The idea behind principal parts is to put in your hands, and hopefully in your brain, all the different stems of a verb, so that (theoretically) any declined form can be derived from, or traced back to, one of them. But of course it’s not quite that simple.

On the one hand, some verb forms and related things are extremely common, but not really directly derivable from the principal parts as they are traditionally presented. εἰκός, for example, is a very common participial form meaning “likely, plausible” that is not immediately apparent from the principal parts of ἔοικα. It’s in the dictionary, of course, but somewhat buried in the entry on ἔοικα.

On the other hand, many Greek verbs have principal parts whose stems are only very rarely employed. πέφασμαι, for example, is a perfect tense principal part of a very common verb, φαίνω. But forms derived from it are rare. πέφαγκα, another perfect form listed by Smyth among the “principal” parts is very rare indeed, with only seven attestations in the TLG, almost all of those from late antique grammarians and lexica. I guarantee you will never encounter it outside a grammar book.

Part of the problem here is that our apparatus for learning ancient Greek is largely derived from big, comprehensive, scientific grammars of the 19th century, and thus have a tendency to completism, rather than the conveying of what is most essential. This is a general problem that does not only affect the issue of principal parts.

Enter into this picture the database, specifically the TLG and its lemmatizer tool. This is the tool that attempts to determine from what dictionary head word (or lemma), a given form derives. I have complained elsewhere about the impotence of existing lemmatizers when it comes to determining the meaning of homographs–forms that are spelled the same but derive from different lemmas, or forms derived from a single lemma, but which could have more than one grammatical function. This is a serious and as yet unsolved problem when it comes to asking a computer to analyze a given chunk of Greek or Latin. And the homograph problem also substantially compromises frequency data based on machine-analyzed large corpora of Greek and Latin.

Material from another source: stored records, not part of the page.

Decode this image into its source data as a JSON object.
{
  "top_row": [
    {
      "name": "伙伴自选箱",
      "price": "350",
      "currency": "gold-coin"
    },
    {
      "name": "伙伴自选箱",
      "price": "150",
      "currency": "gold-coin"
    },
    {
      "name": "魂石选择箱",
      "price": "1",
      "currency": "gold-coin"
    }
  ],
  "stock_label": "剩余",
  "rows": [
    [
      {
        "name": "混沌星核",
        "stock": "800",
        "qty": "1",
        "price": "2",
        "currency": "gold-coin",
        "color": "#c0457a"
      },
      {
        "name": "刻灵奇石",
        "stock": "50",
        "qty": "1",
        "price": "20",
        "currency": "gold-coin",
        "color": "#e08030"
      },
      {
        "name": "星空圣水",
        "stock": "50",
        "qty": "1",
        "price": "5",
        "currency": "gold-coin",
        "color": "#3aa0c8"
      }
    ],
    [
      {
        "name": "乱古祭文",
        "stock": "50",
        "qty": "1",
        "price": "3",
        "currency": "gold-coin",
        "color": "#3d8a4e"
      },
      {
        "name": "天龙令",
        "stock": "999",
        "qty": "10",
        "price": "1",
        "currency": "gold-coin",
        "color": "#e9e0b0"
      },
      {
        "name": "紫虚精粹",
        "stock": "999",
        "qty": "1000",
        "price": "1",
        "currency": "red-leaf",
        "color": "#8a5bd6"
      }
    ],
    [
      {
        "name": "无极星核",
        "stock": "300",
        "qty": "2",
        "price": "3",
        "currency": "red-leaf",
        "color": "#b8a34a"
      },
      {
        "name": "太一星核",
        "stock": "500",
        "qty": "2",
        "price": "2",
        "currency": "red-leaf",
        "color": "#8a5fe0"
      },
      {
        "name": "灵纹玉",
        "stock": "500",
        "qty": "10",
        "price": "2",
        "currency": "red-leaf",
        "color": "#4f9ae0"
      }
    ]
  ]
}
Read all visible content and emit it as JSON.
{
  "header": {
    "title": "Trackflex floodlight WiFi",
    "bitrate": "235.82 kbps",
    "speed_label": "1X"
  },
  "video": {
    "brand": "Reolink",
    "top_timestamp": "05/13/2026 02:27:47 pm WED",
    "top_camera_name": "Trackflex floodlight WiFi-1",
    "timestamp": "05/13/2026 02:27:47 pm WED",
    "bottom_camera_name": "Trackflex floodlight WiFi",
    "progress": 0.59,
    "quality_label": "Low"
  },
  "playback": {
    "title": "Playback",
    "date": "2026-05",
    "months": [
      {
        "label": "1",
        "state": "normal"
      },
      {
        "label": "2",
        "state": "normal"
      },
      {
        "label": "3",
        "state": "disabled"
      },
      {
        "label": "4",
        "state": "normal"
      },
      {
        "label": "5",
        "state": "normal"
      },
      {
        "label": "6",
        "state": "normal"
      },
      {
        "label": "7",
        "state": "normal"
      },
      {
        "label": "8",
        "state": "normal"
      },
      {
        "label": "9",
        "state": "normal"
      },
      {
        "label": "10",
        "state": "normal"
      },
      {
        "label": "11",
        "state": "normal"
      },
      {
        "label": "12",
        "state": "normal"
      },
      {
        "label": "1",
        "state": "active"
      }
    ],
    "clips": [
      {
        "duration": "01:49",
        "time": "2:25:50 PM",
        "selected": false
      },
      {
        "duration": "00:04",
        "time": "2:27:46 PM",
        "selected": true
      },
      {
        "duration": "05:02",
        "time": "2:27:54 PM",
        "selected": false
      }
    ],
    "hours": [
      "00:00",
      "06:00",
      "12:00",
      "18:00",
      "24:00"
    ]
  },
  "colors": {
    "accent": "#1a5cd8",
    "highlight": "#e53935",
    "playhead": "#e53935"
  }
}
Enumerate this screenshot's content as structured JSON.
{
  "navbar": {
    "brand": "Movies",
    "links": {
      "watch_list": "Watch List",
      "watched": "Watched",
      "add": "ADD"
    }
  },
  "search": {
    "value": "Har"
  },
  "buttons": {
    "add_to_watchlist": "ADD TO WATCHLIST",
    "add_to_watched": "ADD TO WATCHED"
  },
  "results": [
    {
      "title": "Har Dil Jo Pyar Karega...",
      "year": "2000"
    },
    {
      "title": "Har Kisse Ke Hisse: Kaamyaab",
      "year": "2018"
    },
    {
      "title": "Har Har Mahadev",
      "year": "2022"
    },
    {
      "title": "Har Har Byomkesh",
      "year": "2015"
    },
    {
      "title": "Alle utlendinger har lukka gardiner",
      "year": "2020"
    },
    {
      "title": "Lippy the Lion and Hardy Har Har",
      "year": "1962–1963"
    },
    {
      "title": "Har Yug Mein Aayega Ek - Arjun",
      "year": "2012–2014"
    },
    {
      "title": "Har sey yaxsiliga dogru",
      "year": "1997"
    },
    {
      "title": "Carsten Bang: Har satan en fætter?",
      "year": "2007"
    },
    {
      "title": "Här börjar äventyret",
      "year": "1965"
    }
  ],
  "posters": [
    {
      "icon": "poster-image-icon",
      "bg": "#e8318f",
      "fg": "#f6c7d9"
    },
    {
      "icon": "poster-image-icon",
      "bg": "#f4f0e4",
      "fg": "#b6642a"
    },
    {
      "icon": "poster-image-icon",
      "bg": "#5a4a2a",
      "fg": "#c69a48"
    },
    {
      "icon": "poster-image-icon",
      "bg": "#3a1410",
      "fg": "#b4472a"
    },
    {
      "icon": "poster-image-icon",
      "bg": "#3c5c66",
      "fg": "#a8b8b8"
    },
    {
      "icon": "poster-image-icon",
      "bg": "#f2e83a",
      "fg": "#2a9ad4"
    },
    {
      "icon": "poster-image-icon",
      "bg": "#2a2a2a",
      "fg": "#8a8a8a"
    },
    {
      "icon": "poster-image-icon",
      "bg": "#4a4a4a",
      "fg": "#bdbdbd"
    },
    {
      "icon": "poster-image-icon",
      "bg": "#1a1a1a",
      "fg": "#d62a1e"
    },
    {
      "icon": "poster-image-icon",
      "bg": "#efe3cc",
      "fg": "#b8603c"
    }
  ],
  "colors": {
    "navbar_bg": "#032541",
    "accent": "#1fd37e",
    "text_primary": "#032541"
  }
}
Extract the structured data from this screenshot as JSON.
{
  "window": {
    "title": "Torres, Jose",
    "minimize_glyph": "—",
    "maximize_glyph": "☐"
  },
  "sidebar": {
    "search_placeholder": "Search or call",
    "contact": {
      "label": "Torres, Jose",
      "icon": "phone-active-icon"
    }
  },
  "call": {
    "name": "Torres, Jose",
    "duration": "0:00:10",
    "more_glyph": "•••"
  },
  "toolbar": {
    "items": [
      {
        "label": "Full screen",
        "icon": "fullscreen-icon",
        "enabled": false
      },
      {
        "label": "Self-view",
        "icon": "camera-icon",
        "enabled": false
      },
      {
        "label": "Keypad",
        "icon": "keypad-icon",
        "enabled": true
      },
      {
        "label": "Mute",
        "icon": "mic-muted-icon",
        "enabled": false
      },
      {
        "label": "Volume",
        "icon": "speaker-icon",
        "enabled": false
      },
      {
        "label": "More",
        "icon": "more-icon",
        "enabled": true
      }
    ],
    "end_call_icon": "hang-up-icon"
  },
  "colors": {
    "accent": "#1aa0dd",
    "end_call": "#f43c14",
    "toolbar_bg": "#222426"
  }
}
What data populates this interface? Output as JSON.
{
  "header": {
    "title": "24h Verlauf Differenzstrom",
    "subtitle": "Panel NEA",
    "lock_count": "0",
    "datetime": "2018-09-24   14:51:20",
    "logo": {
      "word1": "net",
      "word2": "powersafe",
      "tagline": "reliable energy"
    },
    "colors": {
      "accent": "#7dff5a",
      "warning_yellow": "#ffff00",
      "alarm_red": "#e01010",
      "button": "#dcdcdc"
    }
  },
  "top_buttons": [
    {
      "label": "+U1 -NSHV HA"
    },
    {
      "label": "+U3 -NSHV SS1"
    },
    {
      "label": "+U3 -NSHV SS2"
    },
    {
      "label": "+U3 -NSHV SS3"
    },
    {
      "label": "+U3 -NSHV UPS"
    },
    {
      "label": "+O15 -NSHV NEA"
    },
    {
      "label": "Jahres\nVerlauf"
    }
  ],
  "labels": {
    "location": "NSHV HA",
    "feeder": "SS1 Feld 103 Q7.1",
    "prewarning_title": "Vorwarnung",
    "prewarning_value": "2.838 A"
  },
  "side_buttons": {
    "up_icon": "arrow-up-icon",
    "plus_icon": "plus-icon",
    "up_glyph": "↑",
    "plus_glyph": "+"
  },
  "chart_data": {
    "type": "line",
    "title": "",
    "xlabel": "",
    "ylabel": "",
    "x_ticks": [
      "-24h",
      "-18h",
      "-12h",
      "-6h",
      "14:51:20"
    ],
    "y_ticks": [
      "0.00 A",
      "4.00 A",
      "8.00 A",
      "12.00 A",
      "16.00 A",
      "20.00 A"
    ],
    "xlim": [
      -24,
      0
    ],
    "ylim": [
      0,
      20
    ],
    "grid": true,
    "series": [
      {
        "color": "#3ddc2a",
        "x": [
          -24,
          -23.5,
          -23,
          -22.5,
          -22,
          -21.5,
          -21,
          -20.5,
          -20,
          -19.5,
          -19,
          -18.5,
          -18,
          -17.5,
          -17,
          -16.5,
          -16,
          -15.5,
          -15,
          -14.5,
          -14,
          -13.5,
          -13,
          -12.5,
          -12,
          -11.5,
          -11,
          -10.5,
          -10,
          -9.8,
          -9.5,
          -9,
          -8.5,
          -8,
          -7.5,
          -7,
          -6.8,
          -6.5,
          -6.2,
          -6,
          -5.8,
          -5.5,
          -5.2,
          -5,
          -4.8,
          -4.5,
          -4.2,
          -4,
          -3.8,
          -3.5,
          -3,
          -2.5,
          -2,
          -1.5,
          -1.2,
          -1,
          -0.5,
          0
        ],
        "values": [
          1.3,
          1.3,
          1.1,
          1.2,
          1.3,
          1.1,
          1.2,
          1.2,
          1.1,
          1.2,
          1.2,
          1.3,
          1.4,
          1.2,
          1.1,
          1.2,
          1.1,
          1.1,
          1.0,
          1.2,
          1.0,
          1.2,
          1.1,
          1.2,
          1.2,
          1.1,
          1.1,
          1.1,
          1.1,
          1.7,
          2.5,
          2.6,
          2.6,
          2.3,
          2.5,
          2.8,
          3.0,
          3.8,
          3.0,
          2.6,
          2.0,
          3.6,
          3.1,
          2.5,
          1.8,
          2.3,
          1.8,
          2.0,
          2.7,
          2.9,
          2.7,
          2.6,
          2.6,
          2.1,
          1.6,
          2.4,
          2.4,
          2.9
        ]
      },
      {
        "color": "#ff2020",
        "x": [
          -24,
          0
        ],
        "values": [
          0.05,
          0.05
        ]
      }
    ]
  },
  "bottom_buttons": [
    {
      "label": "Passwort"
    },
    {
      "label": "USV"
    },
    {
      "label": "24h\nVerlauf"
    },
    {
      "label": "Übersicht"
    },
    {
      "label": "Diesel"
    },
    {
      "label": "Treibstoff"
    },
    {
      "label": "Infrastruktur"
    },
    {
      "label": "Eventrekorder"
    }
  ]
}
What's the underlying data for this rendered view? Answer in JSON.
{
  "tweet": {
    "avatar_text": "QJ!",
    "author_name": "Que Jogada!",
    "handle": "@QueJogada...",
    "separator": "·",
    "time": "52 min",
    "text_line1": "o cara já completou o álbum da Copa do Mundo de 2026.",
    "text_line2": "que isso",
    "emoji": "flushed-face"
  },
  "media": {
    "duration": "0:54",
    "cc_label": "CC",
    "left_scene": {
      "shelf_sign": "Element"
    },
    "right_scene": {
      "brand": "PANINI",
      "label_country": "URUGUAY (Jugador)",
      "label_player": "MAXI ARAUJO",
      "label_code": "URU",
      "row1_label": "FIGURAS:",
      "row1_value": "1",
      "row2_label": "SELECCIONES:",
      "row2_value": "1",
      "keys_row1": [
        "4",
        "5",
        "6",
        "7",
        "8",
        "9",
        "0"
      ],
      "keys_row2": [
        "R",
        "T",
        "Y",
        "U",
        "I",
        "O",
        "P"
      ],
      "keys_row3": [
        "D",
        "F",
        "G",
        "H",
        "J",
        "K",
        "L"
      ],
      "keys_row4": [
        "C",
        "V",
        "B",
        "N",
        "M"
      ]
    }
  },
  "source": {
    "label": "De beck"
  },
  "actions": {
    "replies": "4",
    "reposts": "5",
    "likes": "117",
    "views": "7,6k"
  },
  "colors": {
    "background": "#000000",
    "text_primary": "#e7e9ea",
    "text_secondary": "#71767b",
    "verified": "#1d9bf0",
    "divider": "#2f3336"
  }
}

But one thing at which the lemmatizers are extraordinarily good–theoretically flawless– is telling how many occurrences of a certain word form there are in a given corpus. And by examining that data you can get in most cases a very accurate picture of how common are the forms derived from a particular stem or principle part in a Greek verb. In other words, the TLG Lemma Search (which is what I have been working with in making the principal parts lists for our site), helps us see more clearly than has ever been possible which principal parts of each verb are the most important, and which very common forms lie slightly outside the traditional lists of principal parts. It has the potential to make principal parts lists far more informative and helpful to the language learner even than the information found in Smyth, LSJ, or any of the current textbooks.

I can think of a couple ways in which TLG lemmatizer data could be used to enhance the presentation of Greek principal parts. One could, for example, have a second list of, say, the five most statistically common forms of a given verb. In the case of πάρειμι, for example, that would be the following (with the total raw occurrences in TLG as of today):

παρόντος (8587), παρόν (5406), παρόντα (4920), παρόντων (4442), παρόντι (3451)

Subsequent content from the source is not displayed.